I brought Nancy with me. She's heard the story so many times she almost feels she knew Clara, which she didn't. We wanted to see if there was someone there who reminded us at all of Clara. Nancy sat on one side and I sat on the other, both of us doing a good deal of looking up and down. When the ceremony was over we stood around a while longer in the lobby, but there wasn't anyone who even came close to looking like Clara. I guess that Clara didn't mention Susan in her will, which would have been the last possible chance for her to do the decent thing.

For who's to say that Susan didn't feel that same emptiness, that same nagging sense of loss, that Clara felt? I mean, twins do share a lot of the same feelings even if one is a great writer and the other one's just a nurse. That's what all these studies prove, isn't it? What right, I keep thinking, did Clara have to take her secret to the grave, to just sit there thinking up reasons why that poor sister should never know the truth, ever? What gave her that right?

Oh, some people I tell the story to say Clara must have looked so wasted she just wouldn't face her sister, that she'd had her pride, after all, and it certainly was too bad for both of them that they didn't have a chance to meet earlier. They say the timing was bad. Well, I say what about a letter that could have been delivered after she was dead and gone, what about that? You don't have to look your best to send a letter, do you, or leave a little something in your will to a person who just happens to be your sister -- your twin!

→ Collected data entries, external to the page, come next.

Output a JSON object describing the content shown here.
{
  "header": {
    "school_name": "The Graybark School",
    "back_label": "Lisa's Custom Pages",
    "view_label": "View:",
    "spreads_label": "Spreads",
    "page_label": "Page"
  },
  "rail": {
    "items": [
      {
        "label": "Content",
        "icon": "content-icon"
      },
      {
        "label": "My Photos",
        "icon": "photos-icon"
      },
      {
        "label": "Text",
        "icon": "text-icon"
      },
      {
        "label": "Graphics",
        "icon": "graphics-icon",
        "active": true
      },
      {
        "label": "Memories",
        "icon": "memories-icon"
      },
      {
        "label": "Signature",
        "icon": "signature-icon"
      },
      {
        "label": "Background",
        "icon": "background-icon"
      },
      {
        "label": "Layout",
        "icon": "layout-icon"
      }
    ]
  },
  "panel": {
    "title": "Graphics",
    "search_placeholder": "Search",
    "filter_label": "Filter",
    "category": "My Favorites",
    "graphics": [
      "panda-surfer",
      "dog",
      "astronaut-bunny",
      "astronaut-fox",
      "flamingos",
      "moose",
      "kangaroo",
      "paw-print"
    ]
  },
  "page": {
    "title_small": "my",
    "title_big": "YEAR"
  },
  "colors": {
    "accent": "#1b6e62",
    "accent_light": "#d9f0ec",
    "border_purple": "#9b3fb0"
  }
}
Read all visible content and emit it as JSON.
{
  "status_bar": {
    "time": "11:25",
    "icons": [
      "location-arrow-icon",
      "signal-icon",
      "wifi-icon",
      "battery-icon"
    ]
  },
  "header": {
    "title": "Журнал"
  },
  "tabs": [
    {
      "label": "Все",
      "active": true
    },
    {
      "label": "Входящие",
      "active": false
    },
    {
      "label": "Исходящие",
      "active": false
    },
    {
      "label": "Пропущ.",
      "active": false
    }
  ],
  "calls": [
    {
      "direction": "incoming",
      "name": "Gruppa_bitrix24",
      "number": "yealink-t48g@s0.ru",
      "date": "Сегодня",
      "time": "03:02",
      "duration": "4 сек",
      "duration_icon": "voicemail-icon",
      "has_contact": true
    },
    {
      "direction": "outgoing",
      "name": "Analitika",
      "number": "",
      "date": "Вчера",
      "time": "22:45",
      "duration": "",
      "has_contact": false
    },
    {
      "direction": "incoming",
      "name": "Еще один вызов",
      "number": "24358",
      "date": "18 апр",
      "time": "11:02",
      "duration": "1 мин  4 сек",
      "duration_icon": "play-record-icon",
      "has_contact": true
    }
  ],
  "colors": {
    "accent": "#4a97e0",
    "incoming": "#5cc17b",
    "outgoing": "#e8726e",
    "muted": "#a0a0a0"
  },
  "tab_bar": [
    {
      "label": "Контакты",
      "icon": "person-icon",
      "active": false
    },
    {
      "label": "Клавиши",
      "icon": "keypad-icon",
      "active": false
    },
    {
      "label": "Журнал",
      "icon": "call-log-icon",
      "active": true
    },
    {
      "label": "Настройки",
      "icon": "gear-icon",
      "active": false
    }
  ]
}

I think it was all those years as a writer, Clara making up characters just the way she wanted them to be, getting them to do this or that, just as she pleased. But she never, not for years and years, not since she left the reverend's, had power over a real person, until Susan.

I know, I know, I shouldn't get so upset. It's only a story, and some of it might not even be true. But if you'd known Clara even a little the way I knew her, you'd know there always was a mean streak under all that good humour and big spirit. But the people who praise her to the skies, they won't hear a word spoken against her. Not a single word.

I've thought about taking things into my own hands and going to visit Susan myself. I'd be willing to do a bit of lying, to tell her that Clara asked me to visit her, that she really wanted to herself but time just ran out. I'd hope she wouldn't remember that lady in the restaurant -- maybe she never even saw her -- because I wouldn't mention that part at all. Never.

How would I go about it? Well, it wouldn't be hard finding out where she lived, Charles and Susan Farrington, somewhere in Guelph. Probably on a street named Maple or Princess. I could drive there on the weekend. I'd call first to make sure Susan was home, and then hang up. I'd take along Clara's books and some of the stories people wrote about her. I'd carry them in a big bag and walk right up the front steps and ring the bell. Susan would answer and there she'd be, wiping her hands on her apron. "Yes?" she'd say, sort of carefully, and I'd say, "You don't know me but..." and I'd tell her this story, fixing it up a bit here and there so Susan wouldn't feel so badly about her twin, just sorry that she didn't have a chance to meet her in person. But she'd have the books, and even if she'd read them before she'd be reading them in a different way now that she knew who wrote them. Yes, I think I will do that. And then there will be a proper ending to this story, and I won't have to worry over it any more. I'll just say, "You don't know me but..." and a whole new story will begin.